My Involvement with the 2006 Television Documentary
Pet Shop Boys - A Life in Pop

On January 6, 2006, I received an unexpected email from a representative of Isis Productions, a British production company that specializes in television documentaries, often on subjects related to popular music. She asked me whether I might be available sometime during the following month or so to be interviewed on camera for possible inclusion in a documentary that Isis Productions was putting together about the Pet Shop Boys.

Needless to say, I said "Yes!"

On February 19, 2006, I flew to Los Angeles, where I was put up in a very nice hotel, the Sunset Tower (until recently known as the Argyle Hotel), on Sunset Boulevard in West Hollywood. There I met with the documentary's director, George Scott, his assistant Sinead D'Arcy, and several members of their crew. (Incidentally, they had just finished filming an interview with Robbie Williams only an hour or so before at the same hotel. Unfortunately, our paths didn't cross.) After a brief preliminary discussion and a change of venue to a different location nearby, we got down to the business of filming my interview.

For two full hours I spoke on camera with Mr. Scott, responding to his wide range of questions concerning the Pet Shop Boys and their music, lyrics, image, and career. We discussed at length a number of specific songs and albums. We also talked about my website and various other related topics.

After the interview was complete, we all went out to dinner at a delightful "nouveau Asian" restaurant about four blocks away. (It was a Friday evening, so Sunset Boulevard was hoppin'!) There I enjoyed a marvelous chicken-banana curry dish—I know that may sound bizarre, but I assure you, it was delicious—and a round of superb conversation. Along the way, Mr. Scott confided that he was initially skeptical about including me among his interviewees since, in his experience, "superfans" tend to be unobjective, overzealous, and narrow-minded.
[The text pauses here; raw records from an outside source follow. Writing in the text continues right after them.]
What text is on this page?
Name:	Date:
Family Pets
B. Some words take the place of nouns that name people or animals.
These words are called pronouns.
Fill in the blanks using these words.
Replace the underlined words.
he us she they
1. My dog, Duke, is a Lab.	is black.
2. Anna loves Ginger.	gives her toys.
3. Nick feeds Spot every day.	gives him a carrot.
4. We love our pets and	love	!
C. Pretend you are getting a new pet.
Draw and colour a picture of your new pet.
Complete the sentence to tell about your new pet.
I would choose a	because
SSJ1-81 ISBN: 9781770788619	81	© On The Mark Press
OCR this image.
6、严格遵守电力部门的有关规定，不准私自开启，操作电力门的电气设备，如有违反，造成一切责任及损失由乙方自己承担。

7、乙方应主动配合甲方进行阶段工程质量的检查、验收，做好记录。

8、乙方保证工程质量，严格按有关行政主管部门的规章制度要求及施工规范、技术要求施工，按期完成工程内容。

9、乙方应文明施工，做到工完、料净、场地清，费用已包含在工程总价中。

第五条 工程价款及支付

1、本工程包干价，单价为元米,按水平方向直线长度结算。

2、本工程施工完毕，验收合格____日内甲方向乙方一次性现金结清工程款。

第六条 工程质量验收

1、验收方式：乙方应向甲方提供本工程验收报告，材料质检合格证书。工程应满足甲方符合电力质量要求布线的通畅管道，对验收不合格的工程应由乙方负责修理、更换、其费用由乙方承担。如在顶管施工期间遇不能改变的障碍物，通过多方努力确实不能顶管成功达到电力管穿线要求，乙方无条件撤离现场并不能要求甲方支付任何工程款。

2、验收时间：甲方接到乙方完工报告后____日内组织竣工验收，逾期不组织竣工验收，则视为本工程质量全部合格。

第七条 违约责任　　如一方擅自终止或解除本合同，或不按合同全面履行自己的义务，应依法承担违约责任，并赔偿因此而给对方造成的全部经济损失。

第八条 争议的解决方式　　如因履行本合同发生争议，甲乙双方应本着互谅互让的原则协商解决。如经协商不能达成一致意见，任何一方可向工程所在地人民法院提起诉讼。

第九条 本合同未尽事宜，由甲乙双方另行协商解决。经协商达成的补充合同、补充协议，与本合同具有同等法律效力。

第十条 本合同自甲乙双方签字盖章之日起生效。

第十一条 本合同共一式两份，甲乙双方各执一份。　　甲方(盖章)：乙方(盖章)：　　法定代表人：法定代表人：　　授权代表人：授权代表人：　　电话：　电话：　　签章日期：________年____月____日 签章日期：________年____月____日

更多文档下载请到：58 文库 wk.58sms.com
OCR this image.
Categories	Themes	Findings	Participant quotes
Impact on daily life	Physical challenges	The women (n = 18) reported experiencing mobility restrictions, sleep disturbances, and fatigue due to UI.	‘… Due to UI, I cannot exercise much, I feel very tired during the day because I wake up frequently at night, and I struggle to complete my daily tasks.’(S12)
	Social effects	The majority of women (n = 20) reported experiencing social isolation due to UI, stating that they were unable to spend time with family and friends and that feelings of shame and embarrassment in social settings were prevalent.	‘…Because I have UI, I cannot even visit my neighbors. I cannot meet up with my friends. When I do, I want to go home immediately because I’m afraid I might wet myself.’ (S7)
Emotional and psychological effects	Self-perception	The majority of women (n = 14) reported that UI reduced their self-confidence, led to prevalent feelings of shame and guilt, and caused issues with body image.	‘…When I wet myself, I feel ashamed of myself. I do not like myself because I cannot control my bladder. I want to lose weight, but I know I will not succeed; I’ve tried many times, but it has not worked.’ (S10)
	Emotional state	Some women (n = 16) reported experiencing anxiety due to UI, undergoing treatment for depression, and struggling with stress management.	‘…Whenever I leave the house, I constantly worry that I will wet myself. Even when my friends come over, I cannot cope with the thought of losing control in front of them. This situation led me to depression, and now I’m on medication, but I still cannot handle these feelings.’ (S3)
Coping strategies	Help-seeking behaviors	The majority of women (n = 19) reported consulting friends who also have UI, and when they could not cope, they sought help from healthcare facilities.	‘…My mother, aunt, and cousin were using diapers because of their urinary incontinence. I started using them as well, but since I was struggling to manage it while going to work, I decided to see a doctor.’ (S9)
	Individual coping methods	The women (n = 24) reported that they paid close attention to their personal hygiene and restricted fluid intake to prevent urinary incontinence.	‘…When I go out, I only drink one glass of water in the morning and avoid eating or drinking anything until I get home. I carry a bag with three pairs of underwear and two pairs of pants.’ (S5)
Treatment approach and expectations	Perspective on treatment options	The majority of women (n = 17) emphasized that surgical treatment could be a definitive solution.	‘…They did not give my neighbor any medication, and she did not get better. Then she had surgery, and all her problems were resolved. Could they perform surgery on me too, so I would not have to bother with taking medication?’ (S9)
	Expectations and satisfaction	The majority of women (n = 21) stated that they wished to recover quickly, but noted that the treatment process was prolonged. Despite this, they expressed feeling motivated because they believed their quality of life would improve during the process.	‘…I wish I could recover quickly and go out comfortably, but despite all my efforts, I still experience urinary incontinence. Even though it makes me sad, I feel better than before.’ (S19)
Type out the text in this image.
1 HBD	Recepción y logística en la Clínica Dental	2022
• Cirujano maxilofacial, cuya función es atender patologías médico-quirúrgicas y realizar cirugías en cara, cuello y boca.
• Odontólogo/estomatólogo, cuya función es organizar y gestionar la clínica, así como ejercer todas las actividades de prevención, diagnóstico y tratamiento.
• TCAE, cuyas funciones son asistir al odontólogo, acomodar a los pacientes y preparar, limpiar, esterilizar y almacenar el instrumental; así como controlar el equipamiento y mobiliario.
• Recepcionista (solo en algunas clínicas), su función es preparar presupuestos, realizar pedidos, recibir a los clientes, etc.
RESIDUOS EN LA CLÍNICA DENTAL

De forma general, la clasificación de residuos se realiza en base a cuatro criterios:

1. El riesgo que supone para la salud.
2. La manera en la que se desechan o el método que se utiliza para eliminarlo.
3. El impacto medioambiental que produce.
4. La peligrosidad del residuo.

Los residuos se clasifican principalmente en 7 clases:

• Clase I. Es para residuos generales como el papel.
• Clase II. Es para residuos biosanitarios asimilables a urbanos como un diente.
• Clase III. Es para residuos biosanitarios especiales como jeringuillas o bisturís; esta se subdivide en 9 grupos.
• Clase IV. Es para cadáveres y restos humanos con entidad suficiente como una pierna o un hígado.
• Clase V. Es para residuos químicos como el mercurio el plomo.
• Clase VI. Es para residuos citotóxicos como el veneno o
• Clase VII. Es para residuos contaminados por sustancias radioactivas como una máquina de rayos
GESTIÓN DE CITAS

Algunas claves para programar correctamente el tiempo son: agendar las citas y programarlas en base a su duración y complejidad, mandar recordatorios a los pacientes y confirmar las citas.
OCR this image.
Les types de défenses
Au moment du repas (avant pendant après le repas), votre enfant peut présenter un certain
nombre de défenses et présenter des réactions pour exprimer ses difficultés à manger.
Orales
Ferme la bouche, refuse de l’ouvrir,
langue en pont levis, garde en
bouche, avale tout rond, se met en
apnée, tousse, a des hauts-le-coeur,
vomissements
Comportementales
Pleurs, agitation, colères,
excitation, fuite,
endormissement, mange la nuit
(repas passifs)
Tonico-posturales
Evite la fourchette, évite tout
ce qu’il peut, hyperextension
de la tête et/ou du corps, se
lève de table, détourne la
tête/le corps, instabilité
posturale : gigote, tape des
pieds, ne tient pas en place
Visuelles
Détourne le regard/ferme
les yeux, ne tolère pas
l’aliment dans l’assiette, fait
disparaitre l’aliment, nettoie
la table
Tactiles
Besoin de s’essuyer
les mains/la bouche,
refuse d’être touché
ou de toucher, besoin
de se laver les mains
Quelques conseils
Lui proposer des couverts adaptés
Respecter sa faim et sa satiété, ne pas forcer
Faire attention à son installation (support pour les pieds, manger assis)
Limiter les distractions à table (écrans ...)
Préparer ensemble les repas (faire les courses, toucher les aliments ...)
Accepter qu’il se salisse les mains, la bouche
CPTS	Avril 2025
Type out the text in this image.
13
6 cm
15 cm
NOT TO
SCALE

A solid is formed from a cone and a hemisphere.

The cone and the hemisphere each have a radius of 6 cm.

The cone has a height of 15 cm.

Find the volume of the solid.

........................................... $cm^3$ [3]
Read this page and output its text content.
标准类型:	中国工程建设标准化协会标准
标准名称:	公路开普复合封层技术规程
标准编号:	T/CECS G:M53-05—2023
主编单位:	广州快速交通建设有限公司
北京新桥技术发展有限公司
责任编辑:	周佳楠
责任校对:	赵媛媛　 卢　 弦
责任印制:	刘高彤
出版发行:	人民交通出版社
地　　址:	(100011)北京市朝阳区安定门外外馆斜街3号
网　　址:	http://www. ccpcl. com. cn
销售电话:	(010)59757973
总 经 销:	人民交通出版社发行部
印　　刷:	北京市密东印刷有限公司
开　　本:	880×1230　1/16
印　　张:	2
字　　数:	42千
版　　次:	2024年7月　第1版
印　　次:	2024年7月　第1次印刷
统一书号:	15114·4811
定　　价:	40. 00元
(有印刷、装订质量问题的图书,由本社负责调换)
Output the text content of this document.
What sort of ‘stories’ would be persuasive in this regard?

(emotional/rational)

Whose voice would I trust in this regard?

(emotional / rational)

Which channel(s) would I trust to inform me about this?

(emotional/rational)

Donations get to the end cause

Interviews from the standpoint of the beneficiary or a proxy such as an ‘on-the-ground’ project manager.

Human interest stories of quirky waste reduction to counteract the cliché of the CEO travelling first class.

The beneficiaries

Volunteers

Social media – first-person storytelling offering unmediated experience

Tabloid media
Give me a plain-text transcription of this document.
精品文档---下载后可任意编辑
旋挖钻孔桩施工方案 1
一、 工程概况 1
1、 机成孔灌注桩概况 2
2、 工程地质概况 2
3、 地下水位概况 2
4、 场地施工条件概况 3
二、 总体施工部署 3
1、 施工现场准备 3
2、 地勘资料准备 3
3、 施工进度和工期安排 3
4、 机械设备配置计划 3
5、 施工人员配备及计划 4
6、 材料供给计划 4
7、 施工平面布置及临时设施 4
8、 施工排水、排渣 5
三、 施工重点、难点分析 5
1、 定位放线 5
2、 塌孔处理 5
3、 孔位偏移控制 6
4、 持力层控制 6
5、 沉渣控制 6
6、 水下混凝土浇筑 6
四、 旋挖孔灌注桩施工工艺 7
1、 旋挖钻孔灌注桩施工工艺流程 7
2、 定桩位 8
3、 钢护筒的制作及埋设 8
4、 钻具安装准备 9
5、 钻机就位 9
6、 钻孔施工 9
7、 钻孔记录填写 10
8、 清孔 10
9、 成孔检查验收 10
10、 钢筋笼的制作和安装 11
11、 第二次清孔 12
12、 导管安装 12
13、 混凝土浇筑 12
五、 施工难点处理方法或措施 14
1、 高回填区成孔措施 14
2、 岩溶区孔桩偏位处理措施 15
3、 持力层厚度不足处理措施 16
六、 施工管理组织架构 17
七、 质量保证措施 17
But he was pleased (and, naturally, I was pleased that he was pleased) to have found me quite the opposite.

Pet Shop Boys - A Life in Pop debuted on U.K. Channel 4 at 11:05 p.m. Wednesday, May 24, 2006. The broadcast version was a little less than 50 minutes in length once the commercials were removed. It didn't make its U.S. broadcast debut (in a slightly shorter version) until March 15, 2008—nearly two full years later—on the Logo cable channel. (Since then it has aired on the MHD cable channel as well.) In these versions I first appear about halfway through and thereafter make several brief subsequent appearances.

The full-length DVD version, released on October 23, 2006, clocks in at 142 minutes—nearly three times as long! (And that doesn't even include more than 30 minutes of additional bonus materials!) In this longer version I don't show up until nearly an hour into it, but then I start cropping up fairly often. I have to admit that I'm very pleasantly surprised—OK, that's a major understatement—at how often I do appear. I actually have only three regrets, and they're quite minor ones:

  1. That they decided against using anything I had to say about my all-time favorite PSB album, Very;
  2. The way I emphasized Nightlife being so "dance-oriented" when, in truth, it's hardly any more dance-oriented than most other PSB albums; and
  3. That all this took place before I managed to lose nearly 40 pounds. (No, I'm not so chubby anymore.)

The following list of my appearances in the documentary and the associated "starting times" is for the full-length DVD version. Segments that also appeared in the edited broadcast versions are followed by a red asterisk (*), although in several cases those segments aren't exactly the same as on the DVD, sometimes being a little longer or shorter, and in some cases they appear in a different order:

*Interestingly, the shorter broadcast version also includes a brief segment that doesn't appear in the DVD version where I speak about the virtual refusal of American DJs to play PSB on the radio. Other commentators cover that territory on the DVD.

Thanks to YouTube, I can offer here a link to a brief excerpt from the documentary. I'm starting a few seconds before the point where I make my first appearance in the broadcast version (I appear a little earlier on the DVD), although you can scroll back and forth to watch more of it.

I wish to take this opportunity to express my tremendous gratitude to George Scott, Sinead D'Arcy, and their talented colleagues and crew for contacting me and making this such a wonderful experience—one that I will always remember and treasure. And a very special Thank You to Neil and Chris themselves, who, I've been told, recommended to Isis Productions that they get in touch with me. I can't begin to express how much this means to me!